The observation is helping researchers sift through competing explanations for what happens during what's known as core-collapse supernovae. Since the earliest era of star formation some 13.5 billion years ago, these events have enriched the cosmos with a wide variety of elements heavier than the primordial hydrogen and helium that served as the raw material for the first stars.

This enrichment process produced elements such as carbon, nitrogen, oxygen, and phosphorous – essential to organic life. The process also contributes metals, including gold, that some of these life forms use for tools or jewelry.

Until now, researchers have had to rely on computer simulations to explain what happens moments before such explosions occur.

NASA's orbiting X-ray observatory NuSTAR, launched in 2012, has changed that, however. It has mapped the distribution of titanium-44, a radioactive form of the metal, in the shell of material expanding outward from Cassiopeia-A’s center. Titanium-44 forms in the same location as nickel-56, which delivered the coup de gras to the star's fusion reactions.

The data show that the expanding shell of titanium atoms is clumpy and that the general shape of the shell is distorted, rather than spherical, notes Dr. Greffenstette. He is the lead author of a research paper reporting the results – which involved researchers from seven countries – in Thursday's issue of the journal Nature.

These features support one of two broad explanations for the mechanism driving the explosions from core-collapse supernovae, what one might call the pressure-cooker model.

Under this scenario, as a star at least eight times as massive as the sun collapses, pressure rises at the core, heating it and releasing enormous concentrations of tiny particles called neutrinos. Ordinarily, these particles rarely interact with matter and so flit through space unimpeded, except when they encounter matter as dense as the matter in the collapsing core.

These particles heat the gas behind the shock wave, Greffenstette explains, causing bubbles to rise into the cooler gas above. This motion causes the shock wave to slosh.

Once the bubbles burst through the shock wave, "it's like blowing the top off of a pressure cooker and the shock wave rips apart the star," he said.

The second broad explanation holds that as the star collapses, it spins up and forms jets of material that erupt from its poles. These jets then blast the star apart. But the distribution of titanium within Cassiopeia-A’s expanding nebula shows no evidence of such jets.

The nebula has been observed at a wide range of wavelengths for years, including X-ray wavelengths by NASA's Chandra X-Ray Observatory, currently on orbit, as well as NASA's Spitzer Space Telescope, which sees at infrared wavelengths. But Chandra wasn't designed to detect the higher-energy X-rays that come from radioactive decay; it picks up lower-energy X-rays that come from heating an element, researchers say, something shock waves do as they pass through the ejected material.

Observations from Chandra and Spitzer, on the one hand, and NuSTAR, on the other, present a conundrum. NuSTAR sees the titanium as an innermost shell in Cassiopeia’s expanding nebula.
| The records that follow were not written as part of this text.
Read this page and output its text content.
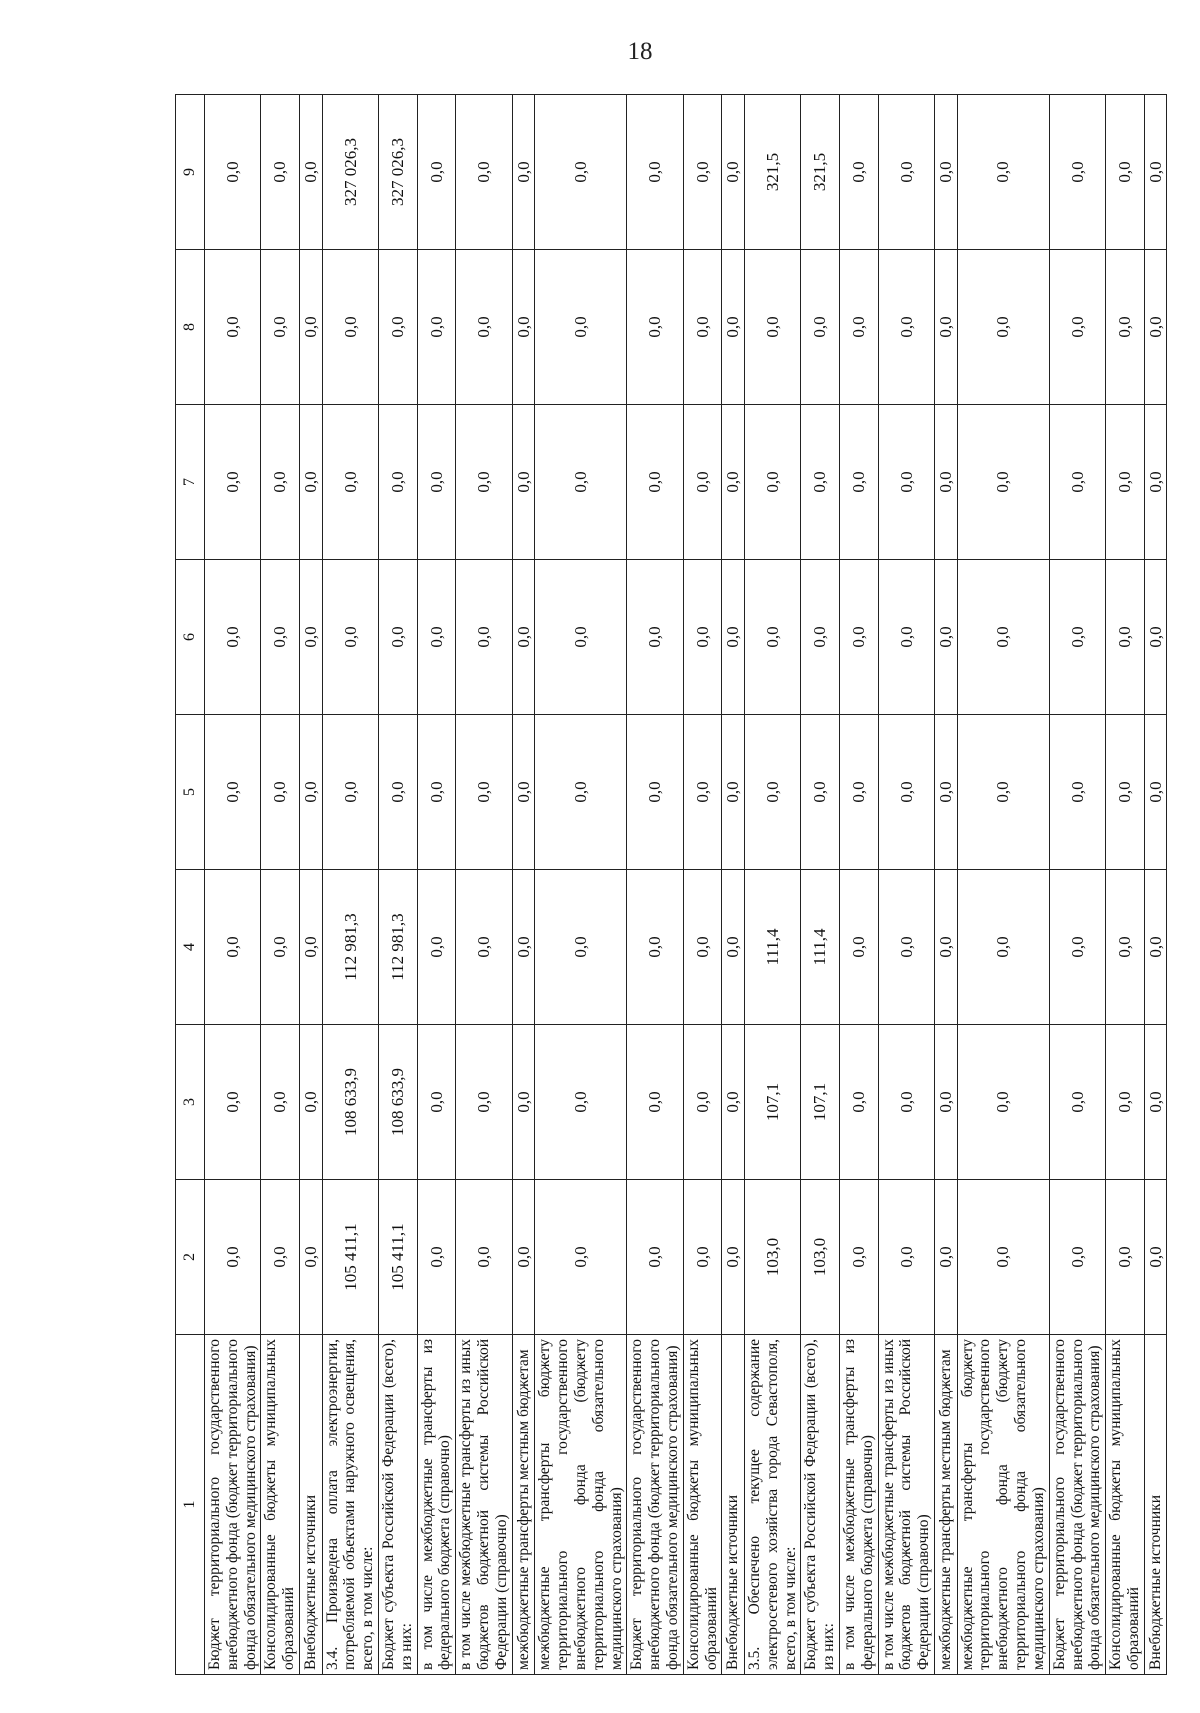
18
1	2	3	4	5	6	7	8	9
Бюджет территориального государственного внебюджетного фонда (бюджет территориального фонда обязательного медицинского страхования)	0,0	0,0	0,0	0,0	0,0	0,0	0,0	0,0
Консолидированные бюджеты муниципальных образований	0,0	0,0	0,0	0,0	0,0	0,0	0,0	0,0
Внебюджетные источники	0,0	0,0	0,0	0,0	0,0	0,0	0,0	0,0
3.4. Произведена оплата электроэнергии, потребляемой объектами наружного освещения, всего, в том числе:	105 411,1	108 633,9	112 981,3	0,0	0,0	0,0	0,0	327 026,3
Бюджет субъекта Российской Федерации (всего), из них:	105 411,1	108 633,9	112 981,3	0,0	0,0	0,0	0,0	327 026,3
в том числе межбюджетные трансферты из федерального бюджета (справочно)	0,0	0,0	0,0	0,0	0,0	0,0	0,0	0,0
в том числе межбюджетные трансферты из иных бюджетов бюджетной системы Российской Федерации (справочно)	0,0	0,0	0,0	0,0	0,0	0,0	0,0	0,0
межбюджетные трансферты местным бюджетам	0,0	0,0	0,0	0,0	0,0	0,0	0,0	0,0
межбюджетные трансферты бюджету территориального государственного внебюджетного фонда (бюджету территориального фонда обязательного медицинского страхования)	0,0	0,0	0,0	0,0	0,0	0,0	0,0	0,0
Бюджет территориального государственного внебюджетного фонда (бюджет территориального фонда обязательного медицинского страхования)	0,0	0,0	0,0	0,0	0,0	0,0	0,0	0,0
Консолидированные бюджеты муниципальных образований	0,0	0,0	0,0	0,0	0,0	0,0	0,0	0,0
Внебюджетные источники	0,0	0,0	0,0	0,0	0,0	0,0	0,0	0,0
3.5. Обеспечено текущее содержание электросетевого хозяйства города Севастополя, всего, в том числе:	103,0	107,1	111,4	0,0	0,0	0,0	0,0	321,5
Бюджет субъекта Российской Федерации (всего), из них:	103,0	107,1	111,4	0,0	0,0	0,0	0,0	321,5
в том числе межбюджетные трансферты из федерального бюджета (справочно)	0,0	0,0	0,0	0,0	0,0	0,0	0,0	0,0
в том числе межбюджетные трансферты из иных бюджетов бюджетной системы Российской Федерации (справочно)	0,0	0,0	0,0	0,0	0,0	0,0	0,0	0,0
межбюджетные трансферты местным бюджетам	0,0	0,0	0,0	0,0	0,0	0,0	0,0	0,0
межбюджетные трансферты бюджету территориального государственного внебюджетного фонда (бюджету территориального фонда обязательного медицинского страхования)	0,0	0,0	0,0	0,0	0,0	0,0	0,0	0,0
Бюджет территориального государственного внебюджетного фонда (бюджет территориального фонда обязательного медицинского страхования)	0,0	0,0	0,0	0,0	0,0	0,0	0,0	0,0
Консолидированные бюджеты муниципальных образований	0,0	0,0	0,0	0,0	0,0	0,0	0,0	0,0
Внебюджетные источники	0,0	0,0	0,0	0,0	0,0	0,0	0,0	0,0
In principle, iron should be there, too, since titanium's companion at the doomed core, nickel, decays within several days of the explosion into a radioactive form of cobalt, which then decays into iron.

But Chandra sees iron out toward the nebula's edge, where it's heated by a shock wave rebounding in toward the center. NASA's Spitzer Space Telescope, which observes in the infrared and so at cooler temperatures, sees no evidence for iron in the nebula's still-cool region where the titanium appears.

The case of the misplaced iron could be explained if the supernova's progenitor collapsed into a bizarre form of star known as a quark star first, suggests J. Martin Laming, an astrophysicist at the US Naval Research Laboratory in Washington.

The transition to a quark star would entail a second explosion, which would have boosted the concentration of titanium and dispersed the iron. But this mechanism remains controversial, he writes in an article that accompanies the formal report of the Cassiopeia-A observations in Nature.